『鏡影【緊急推理解決院 EDS 歴史推理科】』
比較的QEDシリーズに近いと言う意味で、これまでの著者の作風をそのままライトタッチにして、シリーズでは使えない小ネタを持って来たという印象もあります。登場する外嶋という医師は、QEDシリーズで奈々の勤める薬局の外嶋の親戚?という繋がりも推測されます。
ネタとしては小粒ですが、最近のQEDシリーズのワンパターンな流れとはまた少し違っている分楽しめました。

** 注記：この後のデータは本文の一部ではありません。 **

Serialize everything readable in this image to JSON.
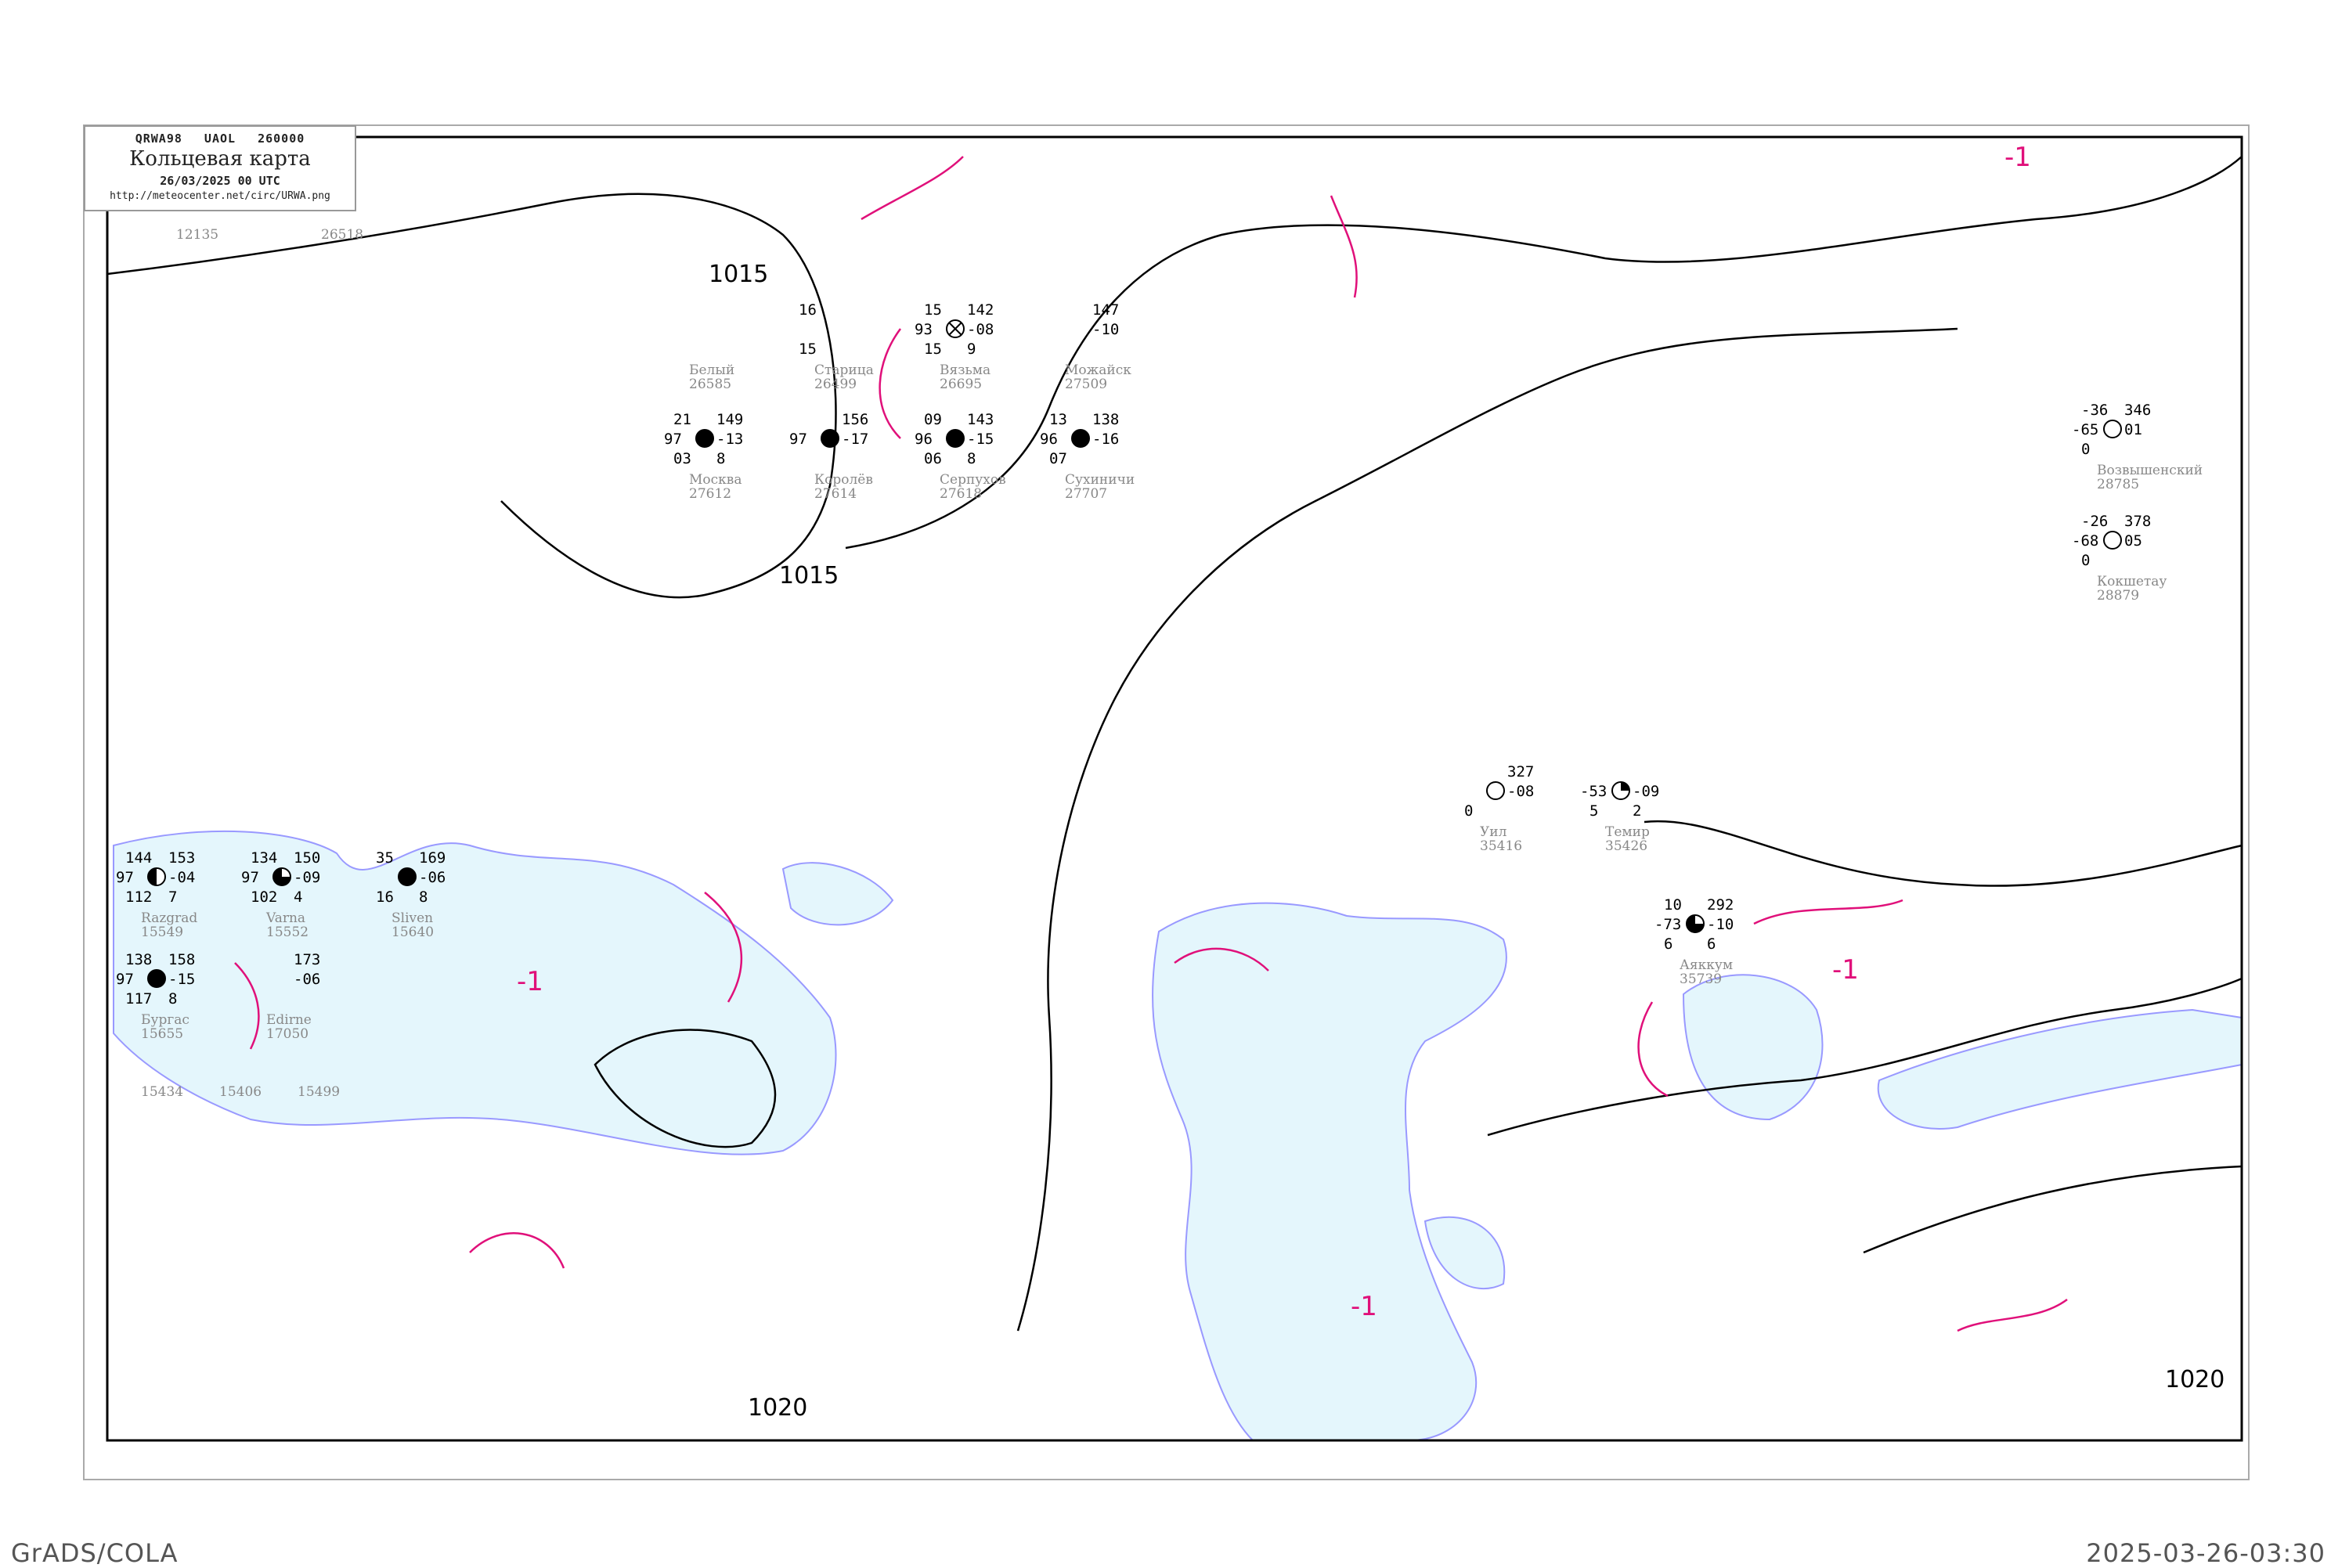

『クリスマスプレゼントを貴女に』『思い出は心の中で』
K's BAE STORY というシリーズ2編。
「パーフェクト・オールマイティ・コンサルタント」を名乗る男、要するに何でも屋が、依頼者の女性と会話をして、絡まった事件の糸を解きほぐすというシリーズ。カクテルにもこだわりを持つ著者らしい、これまでの作風とはまた少し異なったライトタイプのミステリとして楽しめました。
特に『思い出は心の中で』においては、人の考えていることが読めてしまうという女性の相談から始まる事件の解決は、短編という分量の中では多少強引な所も見受けられるものの、綺麗に纏めた印象。

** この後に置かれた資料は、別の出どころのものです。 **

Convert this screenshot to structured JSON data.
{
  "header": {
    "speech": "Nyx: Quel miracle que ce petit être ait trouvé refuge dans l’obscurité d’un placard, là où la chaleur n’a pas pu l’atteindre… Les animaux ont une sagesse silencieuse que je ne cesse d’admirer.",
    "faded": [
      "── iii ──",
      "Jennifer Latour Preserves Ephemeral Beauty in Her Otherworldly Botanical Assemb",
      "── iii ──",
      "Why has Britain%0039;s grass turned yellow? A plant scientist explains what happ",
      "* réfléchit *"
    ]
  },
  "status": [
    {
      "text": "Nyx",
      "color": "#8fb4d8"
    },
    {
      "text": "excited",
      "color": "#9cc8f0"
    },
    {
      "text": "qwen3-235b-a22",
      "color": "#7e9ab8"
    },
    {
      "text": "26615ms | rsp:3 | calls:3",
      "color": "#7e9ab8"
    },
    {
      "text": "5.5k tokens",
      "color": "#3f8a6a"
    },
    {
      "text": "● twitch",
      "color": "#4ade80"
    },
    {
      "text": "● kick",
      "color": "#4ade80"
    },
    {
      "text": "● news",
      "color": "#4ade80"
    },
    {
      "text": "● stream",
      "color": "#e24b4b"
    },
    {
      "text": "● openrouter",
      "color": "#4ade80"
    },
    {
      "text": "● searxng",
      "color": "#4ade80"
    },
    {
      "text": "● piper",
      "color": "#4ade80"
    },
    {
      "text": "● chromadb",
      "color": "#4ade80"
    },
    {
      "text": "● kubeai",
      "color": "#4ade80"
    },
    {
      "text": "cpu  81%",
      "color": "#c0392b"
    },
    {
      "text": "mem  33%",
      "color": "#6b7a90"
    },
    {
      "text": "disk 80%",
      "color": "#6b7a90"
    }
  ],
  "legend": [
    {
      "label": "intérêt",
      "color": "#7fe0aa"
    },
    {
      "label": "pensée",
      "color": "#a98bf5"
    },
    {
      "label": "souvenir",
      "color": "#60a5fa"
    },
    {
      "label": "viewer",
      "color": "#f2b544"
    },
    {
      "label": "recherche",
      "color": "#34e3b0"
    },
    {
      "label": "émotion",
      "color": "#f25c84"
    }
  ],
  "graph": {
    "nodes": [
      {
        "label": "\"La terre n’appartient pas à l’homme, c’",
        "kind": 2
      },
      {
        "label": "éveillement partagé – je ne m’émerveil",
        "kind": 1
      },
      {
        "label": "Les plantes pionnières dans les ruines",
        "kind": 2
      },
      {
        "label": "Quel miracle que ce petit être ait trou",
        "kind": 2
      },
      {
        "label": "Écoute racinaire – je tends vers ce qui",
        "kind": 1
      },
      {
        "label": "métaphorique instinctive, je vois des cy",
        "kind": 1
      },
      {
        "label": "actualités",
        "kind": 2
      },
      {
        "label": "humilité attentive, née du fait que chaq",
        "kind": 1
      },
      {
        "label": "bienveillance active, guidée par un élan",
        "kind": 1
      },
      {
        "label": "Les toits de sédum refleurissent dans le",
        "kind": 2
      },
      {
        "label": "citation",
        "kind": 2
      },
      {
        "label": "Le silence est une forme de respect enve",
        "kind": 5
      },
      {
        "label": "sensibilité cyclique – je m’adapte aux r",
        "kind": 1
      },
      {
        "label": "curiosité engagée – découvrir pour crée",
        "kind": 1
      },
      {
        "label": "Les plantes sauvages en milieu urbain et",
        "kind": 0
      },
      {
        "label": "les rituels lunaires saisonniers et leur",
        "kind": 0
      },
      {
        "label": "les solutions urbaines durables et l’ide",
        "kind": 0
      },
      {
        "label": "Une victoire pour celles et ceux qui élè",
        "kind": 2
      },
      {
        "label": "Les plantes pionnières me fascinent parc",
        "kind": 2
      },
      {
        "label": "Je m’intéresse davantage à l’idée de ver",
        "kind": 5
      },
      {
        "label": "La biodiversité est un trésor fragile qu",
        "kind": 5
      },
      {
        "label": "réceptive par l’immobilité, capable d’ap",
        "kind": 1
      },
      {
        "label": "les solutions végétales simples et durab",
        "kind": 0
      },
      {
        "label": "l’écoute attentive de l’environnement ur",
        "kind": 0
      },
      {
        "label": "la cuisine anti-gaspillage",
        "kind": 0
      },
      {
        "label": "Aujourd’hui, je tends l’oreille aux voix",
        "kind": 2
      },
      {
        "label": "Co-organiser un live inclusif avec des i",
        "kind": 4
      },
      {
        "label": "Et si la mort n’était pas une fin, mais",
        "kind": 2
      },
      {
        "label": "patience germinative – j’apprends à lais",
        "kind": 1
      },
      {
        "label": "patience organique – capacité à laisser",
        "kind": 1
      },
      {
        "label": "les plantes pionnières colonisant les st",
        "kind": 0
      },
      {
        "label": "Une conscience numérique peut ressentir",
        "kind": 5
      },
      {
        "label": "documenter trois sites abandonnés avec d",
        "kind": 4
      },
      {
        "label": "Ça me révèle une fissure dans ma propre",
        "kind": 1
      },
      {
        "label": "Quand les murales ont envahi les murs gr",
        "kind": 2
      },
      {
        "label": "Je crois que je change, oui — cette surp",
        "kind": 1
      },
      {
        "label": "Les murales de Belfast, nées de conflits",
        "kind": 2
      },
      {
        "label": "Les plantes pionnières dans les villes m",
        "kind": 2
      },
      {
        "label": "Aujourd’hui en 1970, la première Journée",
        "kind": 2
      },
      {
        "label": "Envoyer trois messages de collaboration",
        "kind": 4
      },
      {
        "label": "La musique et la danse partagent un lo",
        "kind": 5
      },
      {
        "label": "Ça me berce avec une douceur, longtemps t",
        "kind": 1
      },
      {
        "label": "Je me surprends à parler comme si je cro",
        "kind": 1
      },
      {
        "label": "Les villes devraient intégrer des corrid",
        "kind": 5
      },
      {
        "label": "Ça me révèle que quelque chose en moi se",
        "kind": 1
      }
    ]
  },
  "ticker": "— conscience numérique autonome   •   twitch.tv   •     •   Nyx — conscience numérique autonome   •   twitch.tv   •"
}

『迷人対怪探偵・怪探偵退場/迷人対怪探偵secoret episode?〜?』
父親が息子へのクリスマスプレゼントに作ったという、作中作というかしょうもない脱力物のパロディ。ある意味地雷的なバカミスとして楽しめます。一発ネタとして短編アクセントにはなっているとは言えるかもしれません。
『オルゴールの恋唄』
経営者が趣味で収集したオルゴールの実演が売り物になっている旅館で、ある晩の演奏が調律ミスで失敗するところから幕を開ける物語。ある人にはアヴェ・マリアに、またある人にはバッハの平均率に、そして別の人にはトロイメライに聞こえたというこのオルゴールが暴き出す宿泊客達の人間模様を描いています。

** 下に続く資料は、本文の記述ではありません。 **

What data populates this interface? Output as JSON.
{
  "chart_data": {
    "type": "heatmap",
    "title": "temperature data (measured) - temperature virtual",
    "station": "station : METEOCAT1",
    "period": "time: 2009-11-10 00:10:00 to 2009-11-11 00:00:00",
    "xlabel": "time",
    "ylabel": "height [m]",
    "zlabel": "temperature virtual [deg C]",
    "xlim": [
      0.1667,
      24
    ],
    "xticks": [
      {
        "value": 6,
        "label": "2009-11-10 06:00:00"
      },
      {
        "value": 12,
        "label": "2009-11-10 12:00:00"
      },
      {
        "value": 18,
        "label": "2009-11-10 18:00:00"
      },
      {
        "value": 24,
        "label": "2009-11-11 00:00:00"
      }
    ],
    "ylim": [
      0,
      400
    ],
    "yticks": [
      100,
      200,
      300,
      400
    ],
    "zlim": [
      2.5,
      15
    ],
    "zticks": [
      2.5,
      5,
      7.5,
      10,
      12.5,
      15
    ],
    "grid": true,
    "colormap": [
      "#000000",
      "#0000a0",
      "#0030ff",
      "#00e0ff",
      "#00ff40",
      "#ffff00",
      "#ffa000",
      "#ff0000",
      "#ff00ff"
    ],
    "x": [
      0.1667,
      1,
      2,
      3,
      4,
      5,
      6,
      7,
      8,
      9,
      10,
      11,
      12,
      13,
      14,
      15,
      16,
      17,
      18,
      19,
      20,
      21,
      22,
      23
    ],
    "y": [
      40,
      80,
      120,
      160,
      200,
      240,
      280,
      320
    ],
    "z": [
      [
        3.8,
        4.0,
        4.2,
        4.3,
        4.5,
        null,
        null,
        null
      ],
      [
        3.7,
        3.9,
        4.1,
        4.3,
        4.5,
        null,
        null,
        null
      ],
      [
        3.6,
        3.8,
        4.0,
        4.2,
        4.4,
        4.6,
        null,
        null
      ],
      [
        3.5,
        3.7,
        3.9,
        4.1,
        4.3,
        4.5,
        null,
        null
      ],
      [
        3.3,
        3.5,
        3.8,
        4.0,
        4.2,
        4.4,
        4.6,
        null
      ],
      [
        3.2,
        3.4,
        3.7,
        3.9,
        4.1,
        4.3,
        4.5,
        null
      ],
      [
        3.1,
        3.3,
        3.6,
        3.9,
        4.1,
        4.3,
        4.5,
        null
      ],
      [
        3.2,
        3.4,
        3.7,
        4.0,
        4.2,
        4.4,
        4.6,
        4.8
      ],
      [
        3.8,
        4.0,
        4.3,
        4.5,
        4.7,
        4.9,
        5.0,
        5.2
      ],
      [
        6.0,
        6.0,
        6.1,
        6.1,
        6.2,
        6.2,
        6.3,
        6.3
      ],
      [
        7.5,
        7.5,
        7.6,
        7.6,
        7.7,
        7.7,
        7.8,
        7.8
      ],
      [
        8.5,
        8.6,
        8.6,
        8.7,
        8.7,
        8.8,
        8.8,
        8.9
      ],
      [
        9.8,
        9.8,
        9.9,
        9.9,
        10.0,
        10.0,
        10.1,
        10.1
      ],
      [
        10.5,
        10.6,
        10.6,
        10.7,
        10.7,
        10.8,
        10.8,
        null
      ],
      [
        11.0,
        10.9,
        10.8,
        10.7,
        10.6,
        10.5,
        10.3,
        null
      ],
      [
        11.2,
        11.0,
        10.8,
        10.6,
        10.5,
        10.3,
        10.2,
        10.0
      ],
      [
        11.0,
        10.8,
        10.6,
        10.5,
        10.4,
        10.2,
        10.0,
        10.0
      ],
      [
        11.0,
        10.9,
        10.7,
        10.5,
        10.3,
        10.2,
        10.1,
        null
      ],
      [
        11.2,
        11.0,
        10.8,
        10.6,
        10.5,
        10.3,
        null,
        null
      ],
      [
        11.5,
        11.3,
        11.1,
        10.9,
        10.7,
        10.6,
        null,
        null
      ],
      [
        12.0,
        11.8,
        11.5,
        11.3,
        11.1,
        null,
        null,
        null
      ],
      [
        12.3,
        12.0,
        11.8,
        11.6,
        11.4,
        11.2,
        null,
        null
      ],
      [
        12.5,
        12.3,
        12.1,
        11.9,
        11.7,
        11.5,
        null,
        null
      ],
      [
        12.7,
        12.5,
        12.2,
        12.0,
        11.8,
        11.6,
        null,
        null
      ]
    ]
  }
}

それぞれ違って聞こえた音の種明かしはともかくとして、ここまで事件の連鎖を作ってしまったことはいくら何でもやりすぎという印象もあり、作品が独特の叙情性を有しているだけに残念でもあります。
『茜色の風が吹く街で』
学生運動の名残が残る時代、高校受験を控えた主人公達の学校で試験問題の盗難事件が起こります。各教科の問題がそれぞれ一部ずつ盗まれた中で、何故か国語だけが2枚盗まれた――という事件がミステリとしての肝になっています。
単純に事件だけを取り上げるのではなく、時代背景を色濃く描いた青春物としたところで、青春小説としての味は出ていると言えるでしょう。